In short, this isn’t easy. If I had to do all of this on a regular basis you wouldn’t be getting 3 podcasts a week from me, especially now that school’s started again.

I suppose there’s a lesson to be learned here. Just because you can do a lot of nifty things with a program doesn’t mean you need to. Yes, PowerPoint offers enough transitions for you to use a different one on each of your slides, but will that really help your presentation? Only if you’re doing a presentation on the transitions.

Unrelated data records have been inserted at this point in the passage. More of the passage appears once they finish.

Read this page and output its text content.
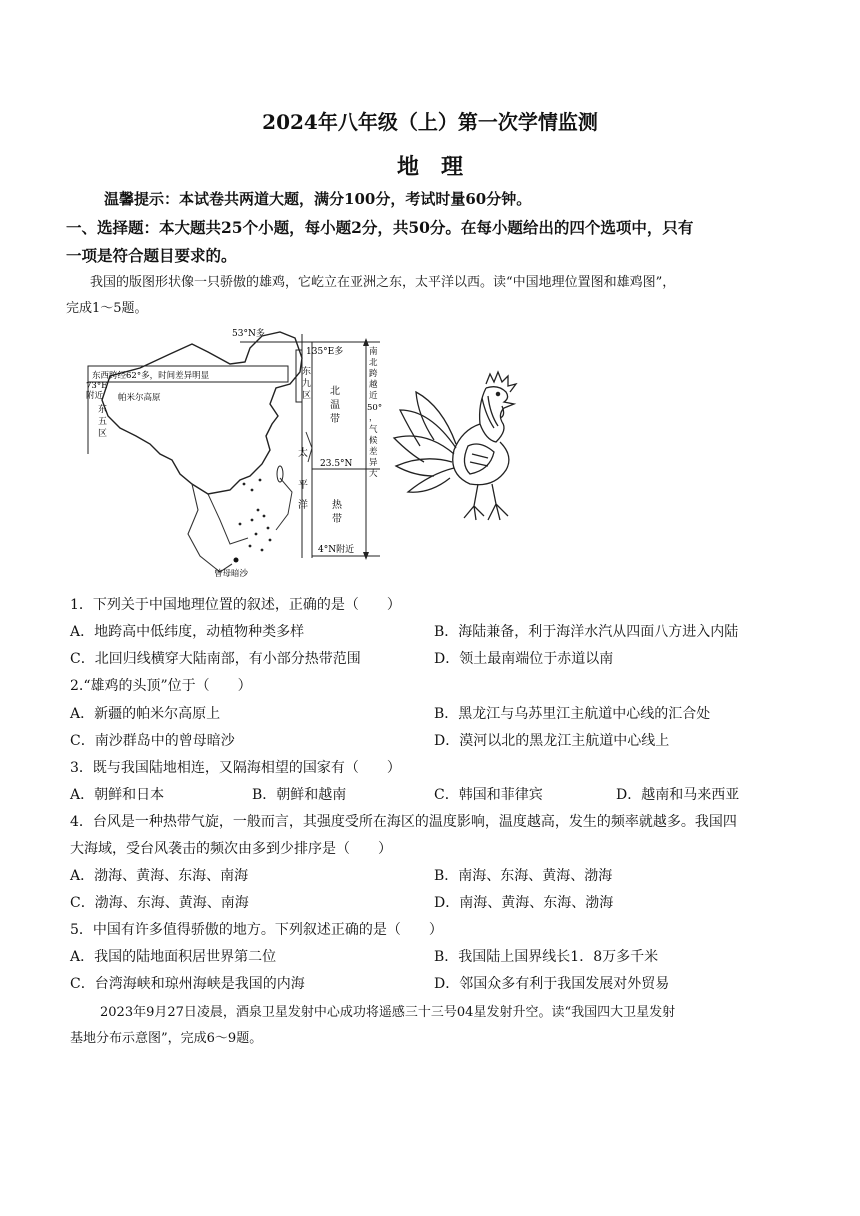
2024年八年级（上）第一次学情监测
地　理
温馨提示：本试卷共两道大题，满分100分，考试时量60分钟。
一、选择题：本大题共25个小题，每小题2分，共50分。在每小题给出的四个选项中，只有
一项是符合题目要求的。
我国的版图形状像一只骄傲的雄鸡，它屹立在亚洲之东，太平洋以西。读“中国地理位置图和雄鸡图”，
完成1～5题。
53°N多
135°E多
东西跨经62°多，时间差异明显
73°E
附近 帕米尔高原
东
五
区
东
九
区 北
温
带
南
北
跨
越
近
50°
，
气
候
差
异
大
23.5°N
太
平
洋 热
带
4°N附近
曾母暗沙
1．下列关于中国地理位置的叙述，正确的是（　　）
A．地跨高中低纬度，动植物种类多样	B．海陆兼备，利于海洋水汽从四面八方进入内陆
C．北回归线横穿大陆南部，有小部分热带范围	D．领土最南端位于赤道以南
2.“雄鸡的头顶”位于（　　）
A．新疆的帕米尔高原上	B．黑龙江与乌苏里江主航道中心线的汇合处
C．南沙群岛中的曾母暗沙	D．漠河以北的黑龙江主航道中心线上
3．既与我国陆地相连，又隔海相望的国家有（　　）
A．朝鲜和日本	B．朝鲜和越南	C．韩国和菲律宾	D．越南和马来西亚
4．台风是一种热带气旋，一般而言，其强度受所在海区的温度影响，温度越高，发生的频率就越多。我国四
大海域，受台风袭击的频次由多到少排序是（　　）
A．渤海、黄海、东海、南海	B．南海、东海、黄海、渤海
C．渤海、东海、黄海、南海	D．南海、黄海、东海、渤海
5．中国有许多值得骄傲的地方。下列叙述正确的是（　　）
A．我国的陆地面积居世界第二位	B．我国陆上国界线长1．8万多千米
C．台湾海峡和琼州海峡是我国的内海	D．邻国众多有利于我国发展对外贸易
2023年9月27日凌晨，酒泉卫星发射中心成功将遥感三十三号04星发射升空。读“我国四大卫星发射
基地分布示意图”，完成6～9题。
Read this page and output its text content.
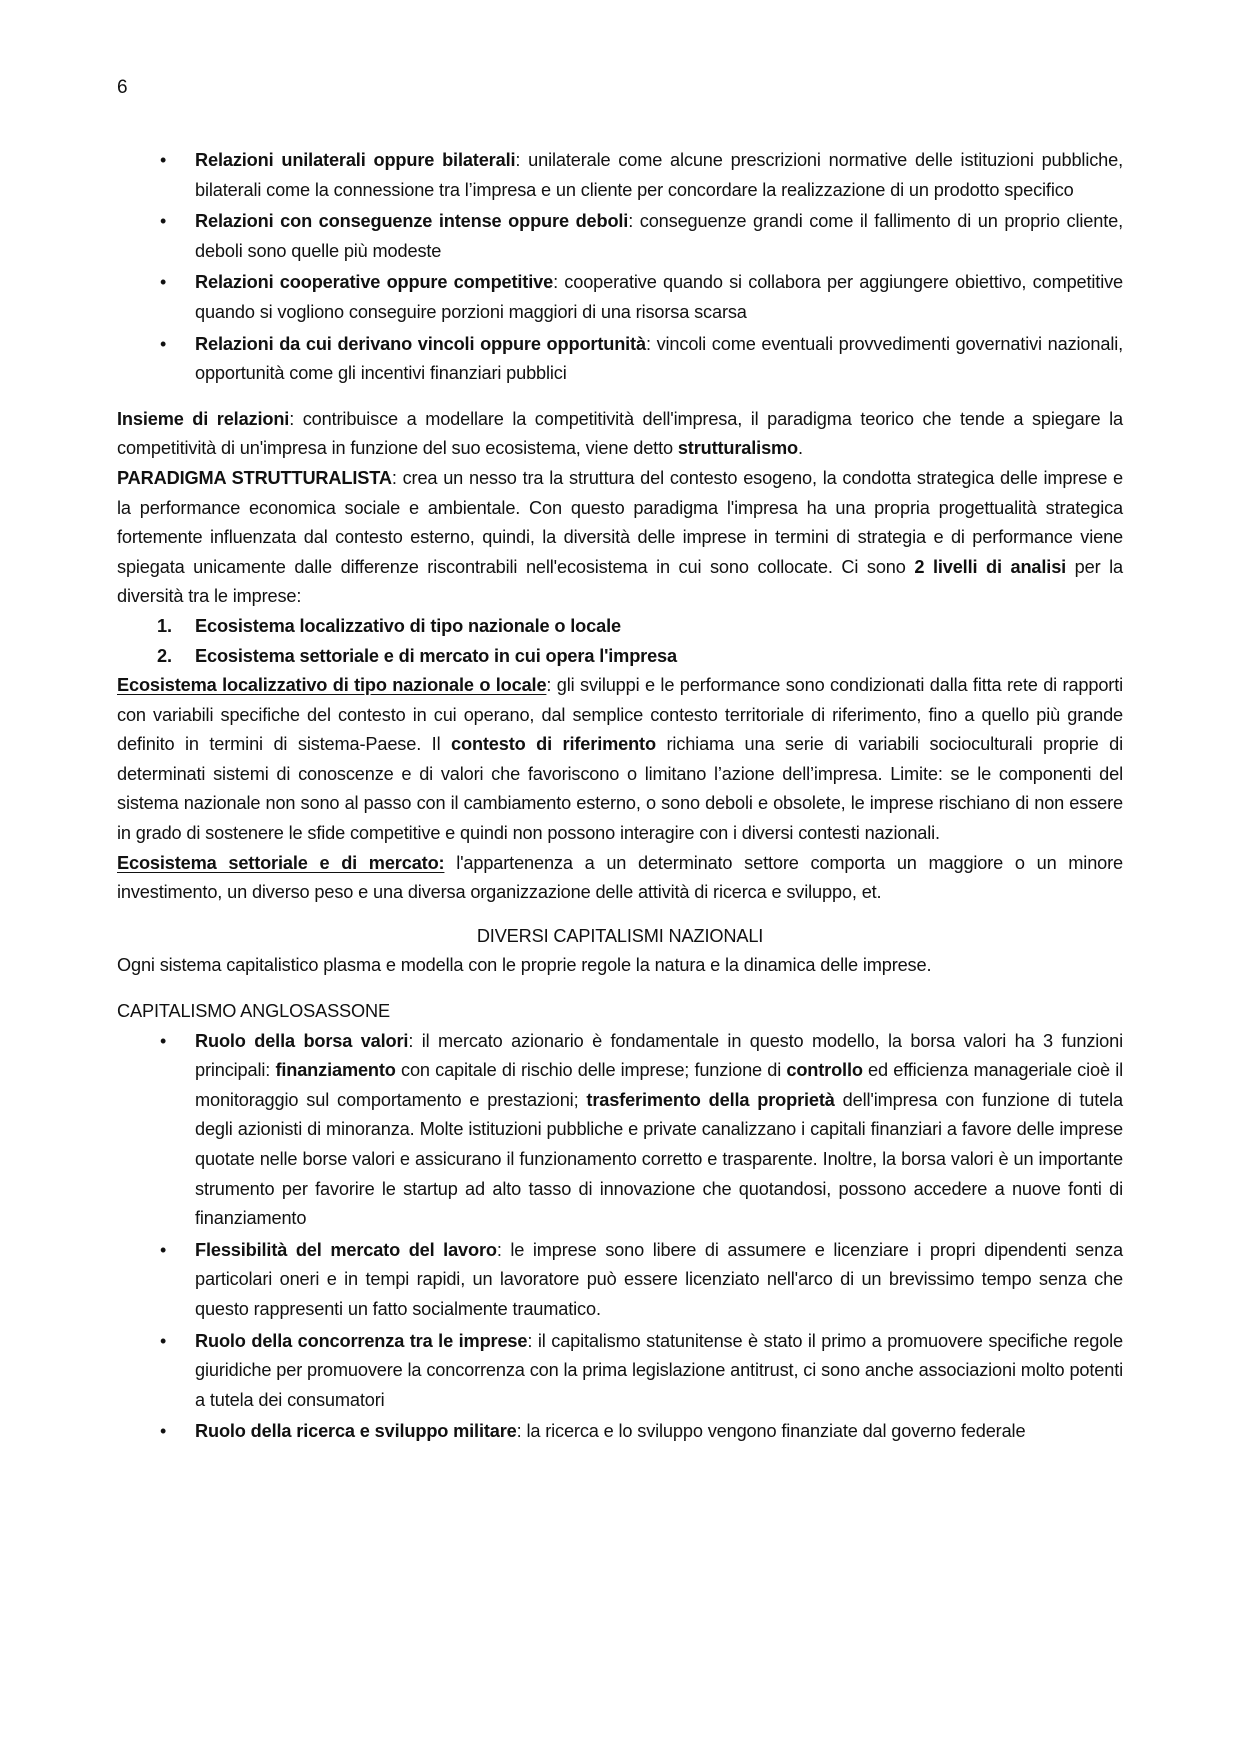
6
• Relazioni unilaterali oppure bilaterali: unilaterale come alcune prescrizioni normative delle istituzioni pubbliche, bilaterali come la connessione tra l’impresa e un cliente per concordare la realizzazione di un prodotto specifico
• Relazioni con conseguenze intense oppure deboli: conseguenze grandi come il fallimento di un proprio cliente, deboli sono quelle più modeste
• Relazioni cooperative oppure competitive: cooperative quando si collabora per aggiungere obiettivo, competitive quando si vogliono conseguire porzioni maggiori di una risorsa scarsa
• Relazioni da cui derivano vincoli oppure opportunità: vincoli come eventuali provvedimenti governativi nazionali, opportunità come gli incentivi finanziari pubblici

Insieme di relazioni: contribuisce a modellare la competitività dell'impresa, il paradigma teorico che tende a spiegare la competitività di un'impresa in funzione del suo ecosistema, viene detto strutturalismo.

PARADIGMA STRUTTURALISTA: crea un nesso tra la struttura del contesto esogeno, la condotta strategica delle imprese e la performance economica sociale e ambientale. Con questo paradigma l'impresa ha una propria progettualità strategica fortemente influenzata dal contesto esterno, quindi, la diversità delle imprese in termini di strategia e di performance viene spiegata unicamente dalle differenze riscontrabili nell'ecosistema in cui sono collocate. Ci sono 2 livelli di analisi per la diversità tra le imprese:

1. Ecosistema localizzativo di tipo nazionale o locale
2. Ecosistema settoriale e di mercato in cui opera l'impresa

Ecosistema localizzativo di tipo nazionale o locale: gli sviluppi e le performance sono condizionati dalla fitta rete di rapporti con variabili specifiche del contesto in cui operano, dal semplice contesto territoriale di riferimento, fino a quello più grande definito in termini di sistema-Paese. Il contesto di riferimento richiama una serie di variabili socioculturali proprie di determinati sistemi di conoscenze e di valori che favoriscono o limitano l’azione dell’impresa. Limite: se le componenti del sistema nazionale non sono al passo con il cambiamento esterno, o sono deboli e obsolete, le imprese rischiano di non essere in grado di sostenere le sfide competitive e quindi non possono interagire con i diversi contesti nazionali.

Ecosistema settoriale e di mercato: l'appartenenza a un determinato settore comporta un maggiore o un minore investimento, un diverso peso e una diversa organizzazione delle attività di ricerca e sviluppo, et.

DIVERSI CAPITALISMI NAZIONALI

Ogni sistema capitalistico plasma e modella con le proprie regole la natura e la dinamica delle imprese.

CAPITALISMO ANGLOSASSONE

• Ruolo della borsa valori: il mercato azionario è fondamentale in questo modello, la borsa valori ha 3 funzioni principali: finanziamento con capitale di rischio delle imprese; funzione di controllo ed efficienza manageriale cioè il monitoraggio sul comportamento e prestazioni; trasferimento della proprietà dell'impresa con funzione di tutela degli azionisti di minoranza. Molte istituzioni pubbliche e private canalizzano i capitali finanziari a favore delle imprese quotate nelle borse valori e assicurano il funzionamento corretto e trasparente. Inoltre, la borsa valori è un importante strumento per favorire le startup ad alto tasso di innovazione che quotandosi, possono accedere a nuove fonti di finanziamento
• Flessibilità del mercato del lavoro: le imprese sono libere di assumere e licenziare i propri dipendenti senza particolari oneri e in tempi rapidi, un lavoratore può essere licenziato nell'arco di un brevissimo tempo senza che questo rappresenti un fatto socialmente traumatico.
• Ruolo della concorrenza tra le imprese: il capitalismo statunitense è stato il primo a promuovere specifiche regole giuridiche per promuovere la concorrenza con la prima legislazione antitrust, ci sono anche associazioni molto potenti a tutela dei consumatori
• Ruolo della ricerca e sviluppo militare: la ricerca e lo sviluppo vengono finanziate dal governo federale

When you’re working on audio, video, PowerPoint, or even an MS Word document, it helps to find or create a template in the beginning and just use it over and over again. When you’re giving information to your students you should not be spending half an hour finding just the right animated clip art for your PowerPoint on Indonesia when you only spent 5 minutes typing up your bullet points. And really, that dancing baby just isn’t cool anymore.

3 responses on “Academic Aesthetic Podcast 98

  1. Theresa Meade

    You are a prince! Thank you for sharing the FischBowl site with everyone. I plan to share the presentation with my new director. It fits right in with our futuristic vision. You’re the best!

  2. Theresa Meade

    You know, sometimes it’s nice just having someone tap you on the shoulder and say, “Hey, look at this!” That’s exactly what you did–for a lot of us. And of course, the timing couldn’t have been better with so many of us just starting inservices for another year.